Focus of the G7 Summit will be how global democracies can deal with autocratic states such as China

Grappling with the China conundrum will dominate the Group of Seven Summit in June.

US President Joe Biden is expected to focus on the strategic rivalry between democracies and the Communist Party-governed autocratic state.

Pushing the D-word will be paramount when the leaders of Canada, France, Germany, Italy, Japan, the United Kingdom and the United States gather in the Cornish coastal resort of Carbis Bay in the United Kingdom.
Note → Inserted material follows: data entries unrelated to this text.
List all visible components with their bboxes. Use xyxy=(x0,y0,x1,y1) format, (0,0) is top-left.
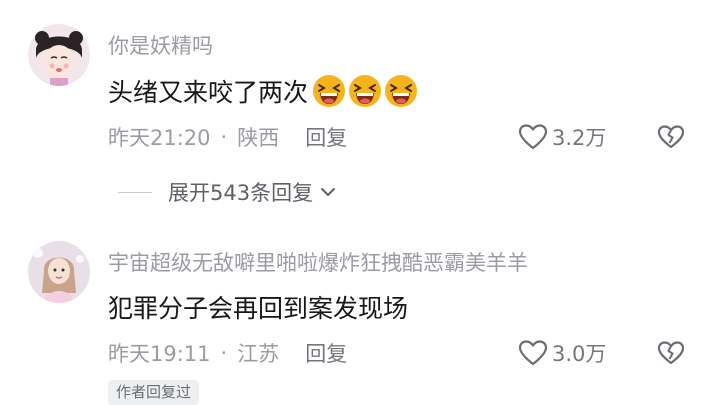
broken-heart-icon xyxy=(657,125,685,149)
divider-line xyxy=(118,191,152,193)
like-button[interactable]: 3.0万 xyxy=(518,338,606,368)
dislike-button[interactable] xyxy=(656,338,686,368)
laughing-emoji-icon xyxy=(349,75,382,107)
comment-time: 昨天19:11 xyxy=(108,342,211,366)
comment-text: 犯罪分子会再回到案发现场 xyxy=(108,289,408,325)
comment-text-body: 头绪又来咬了两次 xyxy=(108,78,309,107)
comment-meta: 昨天19:11 · 江苏 回复 xyxy=(108,338,347,368)
like-count: 3.2万 xyxy=(552,126,607,150)
laughing-emoji-icon xyxy=(385,75,418,107)
heart-outline-icon xyxy=(518,340,548,366)
comment-location: 江苏 xyxy=(237,342,280,366)
comment-location: 陕西 xyxy=(237,126,280,150)
chevron-down-icon xyxy=(321,188,336,196)
comment-item: 你是妖精吗 头绪又来咬了两次 昨天21:20 · 陕西 回复 3.2万 xyxy=(0,0,720,215)
separator-dot: · xyxy=(220,341,228,365)
like-count: 3.0万 xyxy=(552,342,607,366)
dislike-button[interactable] xyxy=(656,122,686,152)
comment-text: 头绪又来咬了两次 xyxy=(108,73,418,109)
comment-text-body: 犯罪分子会再回到案发现场 xyxy=(108,294,409,323)
username[interactable]: 你是妖精吗 xyxy=(108,30,213,60)
avatar[interactable] xyxy=(28,241,90,303)
heart-outline-icon xyxy=(518,124,548,150)
reply-button[interactable]: 回复 xyxy=(305,122,347,152)
comment-meta: 昨天21:20 · 陕西 回复 xyxy=(108,122,347,152)
avatar[interactable] xyxy=(28,24,90,86)
broken-heart-icon xyxy=(657,341,685,365)
reply-button[interactable]: 回复 xyxy=(305,338,347,368)
like-button[interactable]: 3.2万 xyxy=(518,122,606,152)
laughing-emoji-icon xyxy=(313,75,346,107)
comment-time: 昨天21:20 xyxy=(108,126,211,150)
author-replied-badge: 作者回复过 xyxy=(108,380,200,405)
username[interactable]: 宇宙超级无敌噼里啪啦爆炸狂拽酷恶霸美羊羊 xyxy=(108,247,528,277)
expand-replies-button[interactable]: 展开543条回复 xyxy=(118,177,337,207)
separator-dot: · xyxy=(220,125,228,149)
expand-replies-label: 展开543条回复 xyxy=(168,181,314,205)
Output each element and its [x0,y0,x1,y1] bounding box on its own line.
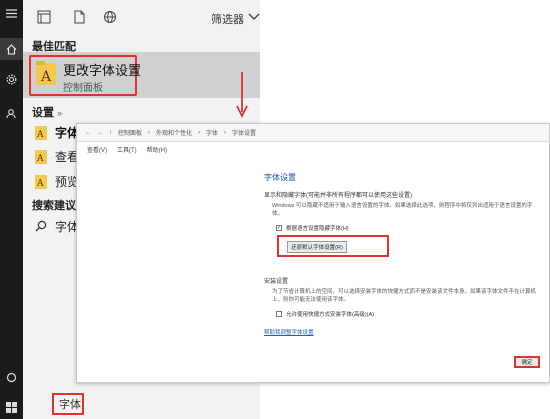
checkbox-label: 允许使用快捷方式安装字体(高级)(A) [286,312,374,318]
hide-fonts-checkbox[interactable]: ✓ 根据语言设置隐藏字体(H) [276,224,349,232]
breadcrumb-item[interactable]: 控制面板 [118,128,142,137]
shortcut-install-checkbox[interactable]: 允许使用快捷方式安装字体(高级)(A) [276,310,374,318]
checkbox-unchecked-icon[interactable] [276,311,282,317]
font-settings-content: 字体设置 显示和隐藏字体(可能并非所有程序都可以使用这些设置) Windows … [259,166,544,376]
font-settings-window: ← → ↑ 控制面板 › 外观和个性化 › 字体 › 字体设置 查看(V) 工具… [76,123,550,383]
svg-text:A: A [40,69,52,85]
hamburger-menu-icon[interactable] [0,2,23,24]
best-match-subtitle: 控制面板 [63,83,103,94]
ok-button[interactable]: 确定 [514,356,540,368]
person-icon[interactable] [0,102,23,124]
filter-bar: 筛选器 [23,0,260,34]
breadcrumb-item[interactable]: 外观和个性化 [156,128,192,137]
font-file-icon: A [35,125,47,140]
checkbox-checked-icon[interactable]: ✓ [276,225,282,231]
home-icon[interactable] [0,38,23,60]
document-icon[interactable] [72,10,86,24]
search-input-text: 字体 [59,399,81,411]
best-match-name: 更改字体设置 [63,63,142,78]
chevron-down-icon[interactable] [248,12,260,22]
nav-back-icon[interactable]: ← [85,130,91,136]
red-arrow-annotation [236,72,248,118]
nav-up-icon[interactable]: ↑ [109,130,112,136]
suggestion-item[interactable]: 字体 [35,218,79,235]
settings-item-3[interactable]: A 预览 [35,173,79,190]
section-title-install: 安装设置 [264,279,289,285]
nav-forward-icon[interactable]: → [97,130,103,136]
svg-text:A: A [36,179,44,189]
filter-label[interactable]: 筛选器 [211,11,244,27]
svg-text:A: A [36,130,44,140]
address-bar[interactable]: ← → ↑ 控制面板 › 外观和个性化 › 字体 › 字体设置 [77,124,549,142]
breadcrumb-separator: › [148,129,151,136]
font-file-icon: A [35,174,47,189]
font-folder-icon: A [36,61,56,85]
svg-text:A: A [36,154,44,164]
breadcrumb-item[interactable]: 字体设置 [232,128,256,137]
checkbox-label: 根据语言设置隐藏字体(H) [286,226,349,232]
settings-item-2[interactable]: A 查看 [35,148,79,165]
settings-chevron: » [57,108,63,118]
window-body: 字体设置 显示和隐藏字体(可能并非所有程序都可以使用这些设置) Windows … [77,156,549,382]
font-file-icon: A [35,149,47,164]
menu-bar: 查看(V) 工具(T) 帮助(H) [77,142,549,156]
section-desc-hide-fonts: Windows 可以隐藏不适用于输入语言设置的字体。如果选择此选项，则程序中将仅… [272,203,533,217]
search-icon [35,220,47,231]
breadcrumb-separator: › [224,129,227,136]
menu-view[interactable]: 查看(V) [87,145,107,154]
page-title: 字体设置 [264,173,296,182]
circle-icon[interactable] [0,366,23,388]
taskbar-rail [0,0,23,419]
help-link[interactable]: 帮助我调整字体设置 [264,328,314,336]
apps-icon[interactable] [37,10,51,24]
settings-item-1[interactable]: A 字体 [35,124,79,141]
menu-tools[interactable]: 工具(T) [117,145,137,154]
settings-heading: 设置 » [32,104,62,120]
settings-heading-label: 设置 [32,107,54,119]
gear-icon[interactable] [0,68,23,90]
menu-help[interactable]: 帮助(H) [147,145,167,154]
globe-icon[interactable] [103,10,117,24]
restore-default-fonts-button[interactable]: 还原默认字体设置(R) [287,241,347,253]
section-desc-install: 为了节省计算机上的空间，可以选择安装字体的快捷方式而不是安装该文件本身。如果该字… [272,289,537,303]
suggestions-heading: 搜索建议 [32,200,76,212]
breadcrumb-item[interactable]: 字体 [206,128,218,137]
breadcrumb-separator: › [198,129,201,136]
windows-logo-icon[interactable] [0,396,23,418]
section-title-hide-fonts: 显示和隐藏字体(可能并非所有程序都可以使用这些设置) [264,193,412,199]
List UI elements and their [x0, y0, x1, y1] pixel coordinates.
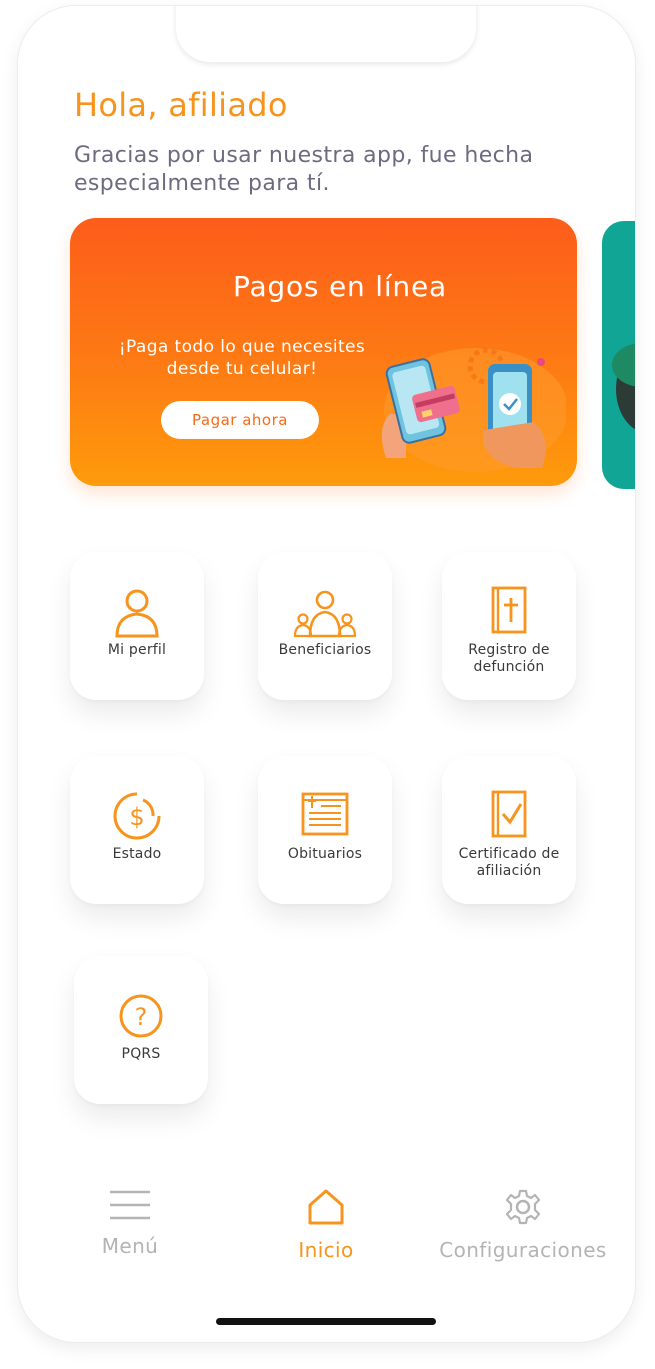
tile-label: Estado: [112, 846, 162, 862]
nav-menu[interactable]: Menú: [80, 1188, 180, 1258]
nav-home-label: Inicio: [298, 1238, 354, 1262]
nav-settings[interactable]: Configuraciones: [428, 1188, 618, 1262]
phone-payment-illustration: [381, 347, 566, 472]
tile-label: PQRS: [121, 1046, 161, 1062]
tile-label: Mi perfil: [107, 642, 167, 658]
tile-label: Certificado de afiliación: [458, 846, 560, 879]
tile-certificado-afiliacion[interactable]: Certificado de afiliación: [442, 756, 576, 904]
pay-now-button[interactable]: Pagar ahora: [161, 401, 319, 439]
question-icon: ?: [119, 994, 163, 1038]
phone-frame: Hola, afiliado Gracias por usar nuestra …: [18, 6, 635, 1342]
certificate-icon: [491, 790, 527, 838]
tile-pqrs[interactable]: ? PQRS: [74, 956, 208, 1104]
svg-text:$: $: [129, 803, 144, 831]
svg-text:?: ?: [135, 1003, 148, 1031]
next-banner-illustration: [612, 343, 635, 430]
obituary-icon: [301, 792, 349, 836]
tile-beneficiarios[interactable]: Beneficiarios: [258, 552, 392, 700]
banner-description: ¡Paga todo lo que necesites desde tu cel…: [118, 337, 366, 379]
tile-obituarios[interactable]: Obituarios: [258, 756, 392, 904]
next-banner-card[interactable]: [602, 221, 635, 489]
beneficiaries-icon: [293, 590, 357, 638]
tile-label: Registro de defunción: [468, 642, 550, 675]
death-record-icon: [491, 586, 527, 634]
nav-home[interactable]: Inicio: [276, 1188, 376, 1262]
tile-estado[interactable]: $ Estado: [70, 756, 204, 904]
nav-menu-label: Menú: [101, 1234, 159, 1258]
dollar-status-icon: $: [113, 792, 161, 840]
home-icon: [308, 1189, 344, 1225]
greeting-subtitle: Gracias por usar nuestra app, fue hecha …: [74, 143, 534, 196]
tile-label: Obituarios: [287, 846, 363, 862]
online-payments-banner[interactable]: Pagos en línea ¡Paga todo lo que necesit…: [70, 218, 577, 486]
gear-icon: [505, 1189, 541, 1225]
greeting-title: Hola, afiliado: [74, 86, 288, 124]
tile-label: Beneficiarios: [278, 642, 372, 658]
tile-registro-defuncion[interactable]: Registro de defunción: [442, 552, 576, 700]
bottom-navigation: Menú Inicio Configuraciones: [18, 1156, 635, 1276]
user-icon: [115, 589, 159, 638]
banner-title: Pagos en línea: [233, 270, 447, 303]
device-notch: [176, 6, 476, 62]
hamburger-menu-icon: [110, 1190, 150, 1220]
home-indicator-bar[interactable]: [216, 1318, 436, 1325]
nav-settings-label: Configuraciones: [439, 1238, 607, 1262]
tile-mi-perfil[interactable]: Mi perfil: [70, 552, 204, 700]
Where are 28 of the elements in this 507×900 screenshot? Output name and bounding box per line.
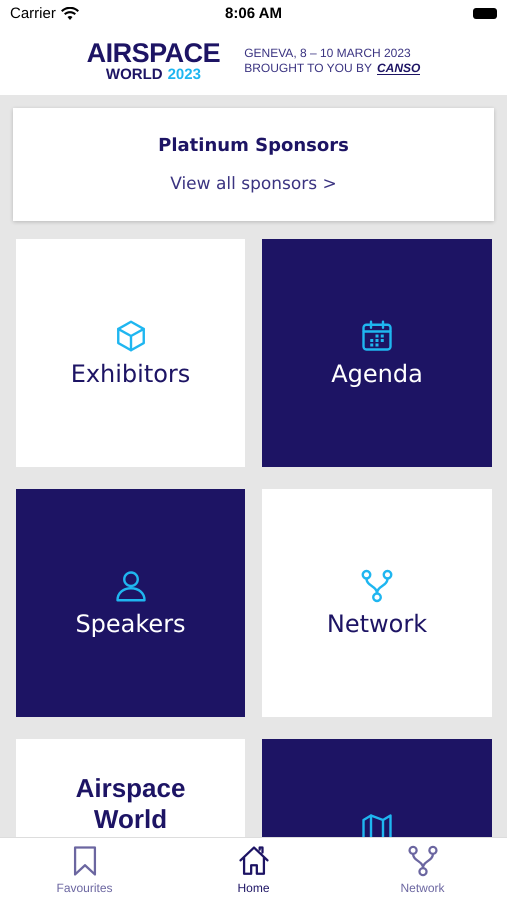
tile-label: Speakers bbox=[75, 610, 186, 638]
tab-bar-item[interactable]: Home bbox=[169, 838, 338, 900]
sponsor-line: BROUGHT TO YOU BY bbox=[244, 61, 372, 76]
menu-tile[interactable]: Network bbox=[262, 489, 492, 717]
logo-wordmark: AIRSPACE bbox=[86, 40, 220, 67]
event-dates: GENEVA, 8 – 10 MARCH 2023 bbox=[244, 46, 412, 61]
menu-tile[interactable]: Exhibitors bbox=[16, 239, 245, 467]
tab-bar-item[interactable]: Favourites bbox=[0, 838, 169, 900]
tile-label: Network bbox=[326, 610, 428, 638]
network-icon bbox=[359, 568, 395, 604]
tab-bar-item[interactable]: Network bbox=[338, 838, 507, 900]
menu-tile[interactable]: Speakers bbox=[16, 489, 245, 717]
sponsors-title: Platinum Sponsors bbox=[158, 135, 349, 156]
battery-icon bbox=[473, 8, 497, 19]
wifi-icon bbox=[60, 7, 79, 20]
logo-year: 2023 bbox=[168, 67, 201, 82]
menu-tile[interactable]: Agenda bbox=[262, 239, 492, 467]
network-icon bbox=[406, 844, 440, 878]
view-sponsors-link[interactable]: View all sponsors > bbox=[170, 174, 337, 194]
menu-tile[interactable]: Airspace World bbox=[16, 739, 245, 837]
sponsor-logo: CANSO bbox=[377, 62, 420, 75]
carrier-label: Carrier bbox=[10, 5, 56, 22]
home-icon bbox=[236, 844, 270, 878]
tile-label: Exhibitors bbox=[70, 360, 190, 388]
logo-subtitle: WORLD bbox=[106, 67, 163, 82]
tile-label: Agenda bbox=[331, 360, 423, 388]
clock-time: 8:06 AM bbox=[225, 5, 282, 22]
tile-title: Airspace World bbox=[74, 773, 186, 836]
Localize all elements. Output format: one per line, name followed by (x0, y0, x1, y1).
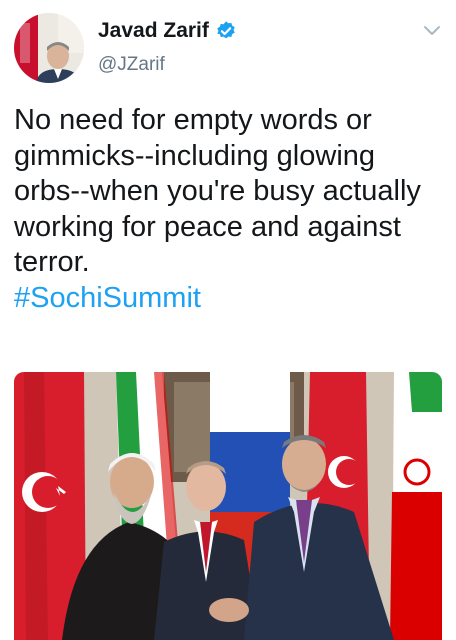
author-avatar[interactable] (14, 13, 84, 83)
tweet-photo[interactable] (14, 372, 442, 640)
author-display-name[interactable]: Javad Zarif (98, 19, 209, 43)
author-handle[interactable]: @JZarif (98, 54, 165, 76)
author-name-row: Javad Zarif (98, 19, 237, 43)
verified-badge-icon (217, 21, 235, 39)
tweet-body: No need for empty words or gimmicks--inc… (14, 104, 421, 278)
photo-illustration (14, 372, 442, 640)
chevron-down-icon[interactable] (422, 24, 442, 38)
hashtag-link[interactable]: #SochiSummit (14, 281, 444, 317)
tweet-text: No need for empty words or gimmicks--inc… (14, 103, 444, 316)
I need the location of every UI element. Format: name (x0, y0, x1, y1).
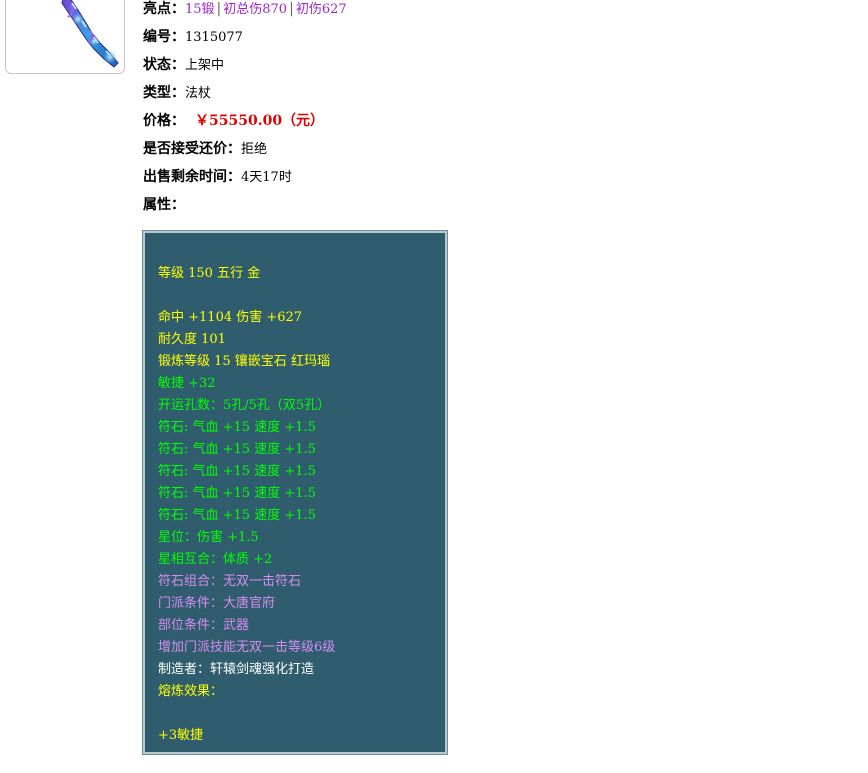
smelt-value: +3敏捷 (158, 728, 204, 743)
staff-icon (61, 0, 119, 68)
skill-bonus-line: 增加门派技能无双一击等级6级 (158, 640, 336, 655)
time-left-row: 出售剩余时间：4天17时 (143, 167, 347, 195)
status-value: 上架中 (185, 58, 225, 73)
holes-line: 开运孔数：5孔/5孔（双5孔） (158, 398, 331, 413)
attributes-row: 属性： (143, 195, 347, 223)
item-info: 亮点：15锻 | 初总伤870 | 初伤627 编号：1315077 状态：上架中 类型… (143, 0, 347, 223)
star-sign-line: 星相互合：体质 +2 (158, 552, 273, 567)
highlight-item: 初总伤870 (223, 2, 288, 17)
attributes-list: 等级 150 五行 金 命中 +1104 伤害 +627 耐久度 101 锻炼等… (158, 263, 335, 747)
highlight-separator: | (289, 1, 294, 17)
forge-line: 锻炼等级 15 镶嵌宝石 红玛瑙 (158, 354, 330, 369)
maker-line: 制造者：轩辕剑魂强化打造 (158, 662, 315, 677)
rune-line: 符石: 气血 +15 速度 +1.5 (158, 486, 316, 501)
rune-line: 符石: 气血 +15 速度 +1.5 (158, 508, 316, 523)
bargain-row: 是否接受还价：拒绝 (143, 139, 347, 167)
highlight-item: 初伤627 (295, 2, 347, 17)
type-row: 类型：法杖 (143, 83, 347, 111)
smelt-label: 熔炼效果： (158, 684, 224, 699)
id-value: 1315077 (185, 30, 243, 45)
bargain-label: 是否接受还价： (143, 141, 241, 157)
type-value: 法杖 (185, 86, 212, 101)
highlight-label: 亮点： (143, 1, 185, 17)
status-row: 状态：上架中 (143, 55, 347, 83)
slot-requirement-line: 部位条件：武器 (158, 618, 250, 633)
rune-line: 符石: 气血 +15 速度 +1.5 (158, 420, 316, 435)
price-value: ￥55550.00（元） (195, 113, 325, 129)
highlight-row: 亮点：15锻 | 初总伤870 | 初伤627 (143, 0, 347, 27)
highlight-item: 15锻 (185, 2, 215, 17)
id-label: 编号： (143, 29, 185, 45)
star-line: 星位：伤害 +1.5 (158, 530, 259, 545)
attributes-label: 属性： (143, 197, 185, 213)
price-row: 价格： ￥55550.00（元） (143, 111, 347, 139)
sect-requirement-line: 门派条件：大唐官府 (158, 596, 276, 611)
rune-line: 符石: 气血 +15 速度 +1.5 (158, 464, 316, 479)
hit-damage-line: 命中 +1104 伤害 +627 (158, 310, 303, 325)
rune-line: 符石: 气血 +15 速度 +1.5 (158, 442, 316, 457)
price-label: 价格： (143, 113, 185, 129)
item-thumbnail[interactable] (5, 0, 125, 74)
highlight-separator: | (216, 1, 222, 17)
time-left-label: 出售剩余时间： (143, 169, 241, 185)
type-label: 类型： (143, 85, 185, 101)
status-label: 状态： (143, 57, 185, 73)
id-row: 编号：1315077 (143, 27, 347, 55)
attributes-panel: 等级 150 五行 金 命中 +1104 伤害 +627 耐久度 101 锻炼等… (142, 230, 448, 755)
durability-line: 耐久度 101 (158, 332, 226, 347)
time-left-value: 4天17时 (241, 170, 292, 185)
bargain-value: 拒绝 (241, 142, 268, 157)
agility-line: 敏捷 +32 (158, 376, 216, 391)
rune-combo-line: 符石组合：无双一击符石 (158, 574, 302, 589)
level-line: 等级 150 五行 金 (158, 266, 261, 281)
item-detail-page: 亮点：15锻 | 初总伤870 | 初伤627 编号：1315077 状态：上架中 类型… (0, 0, 868, 773)
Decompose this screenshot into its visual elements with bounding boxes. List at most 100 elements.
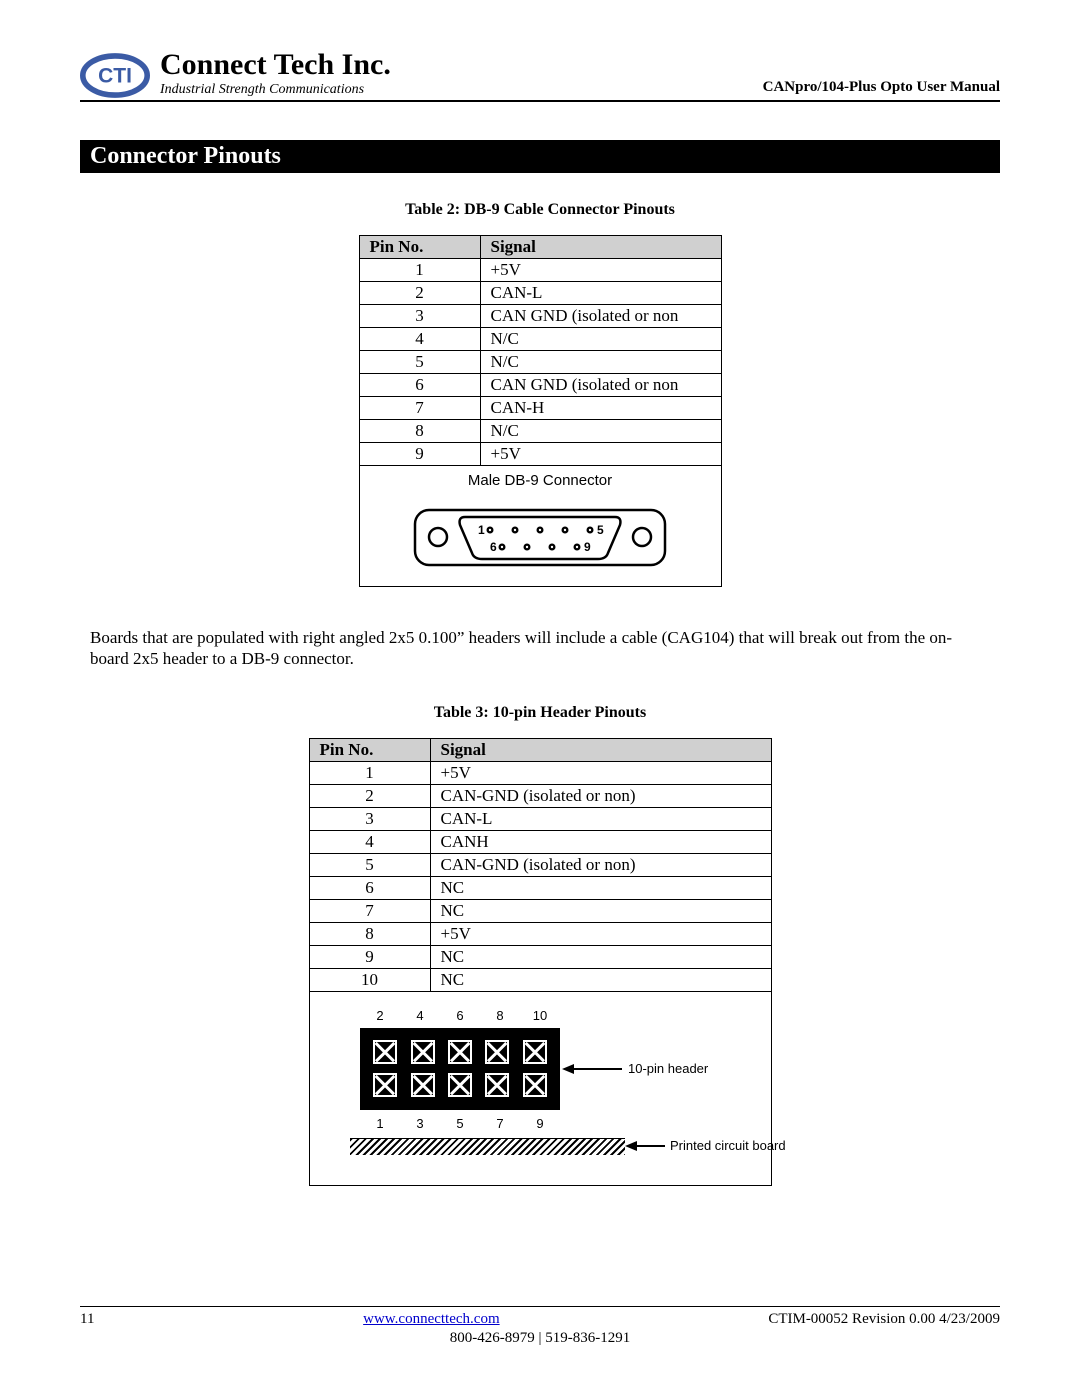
table-row: 8+5V: [309, 922, 771, 945]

“These are like-minded allies, and we want to take tangible and concrete actions that show our willingness to coordinate on non-market economies, such as China,” Daleep Singh, the deputy national security adviser to Biden and deputy director of the National Economic Council, told the Reuters news agency.

The facts:

  • The G7 will be hosted by UK Prime Minister Boris Johnson between June 11 to 13.
  • Representatives of the European Union will also be there.
  • A range of issues involving China will be on the table.
  • They will include human rights abuses suffered by Uyghur Muslims in Xinjiang.
  • Human rights organizations and the United Nations have expressed grave concerns about the treatment of ethnic groups.
  • They point to allegations of torture, forced labor and sexual abuse of nearly 1.4 million men and women held in Xinjiang internment camps. 
  • The EU, the US, the UK and Canada have taken concerted action against China for human rights violations.
  • Beijing has called the allegations “lies.”

Forced labor: “Our [the US] values need to be infused in our trading relationships,” Deputy National Security Adviser Singh said.

Smear campaign: “The few Western forces smearing and slandering China should know that the era of interfering in China’s internal affairs with made-up stories or fabricated lies has ended,” Foreign Minister Wang Yi said, as reported by the official Xinhua News Agency, when asked about allegations of “forced labor” and “internment camps” in Xinjiang

Delve deeper: Human rights organizations and Western governments have accused Beijing of using forced labor in the cotton industry. “The Uyghur Region supplies more than a fifth of the world’s cotton. Up to 84% of production from China is sourced from the region. One in five cotton garments on the global apparel market is tainted by forced labor,” the “End Uyghur Forced Labour” website reported.

Buying into ethics: “We’ve [the US] made our views clear that our consumers deserve to know when that the goods they’re importing are made with forced labor,” Singh said.

High stakes: “The challenge for the G7 is to show that open societies, democratic societies still have the best chance of solving the biggest problems in our world and that top-down autocracies [such as China] are not the best path,” Singh added.

China Factor comment: At the heart of this dispute is the belief in Beijing that China’s economic muscle can eventually tear down the liberal structures built by democracies since the end of World War II. President Xi Jinping’s authoritarian regime with Chinese characteristics continues to chip away at a range of issues from Xinjiang to Hong Kong democracy and from Taiwan to the militarization of the South China Sea. The key to silencing critics is the use of economic blackmail to access the world’s second-largest economy.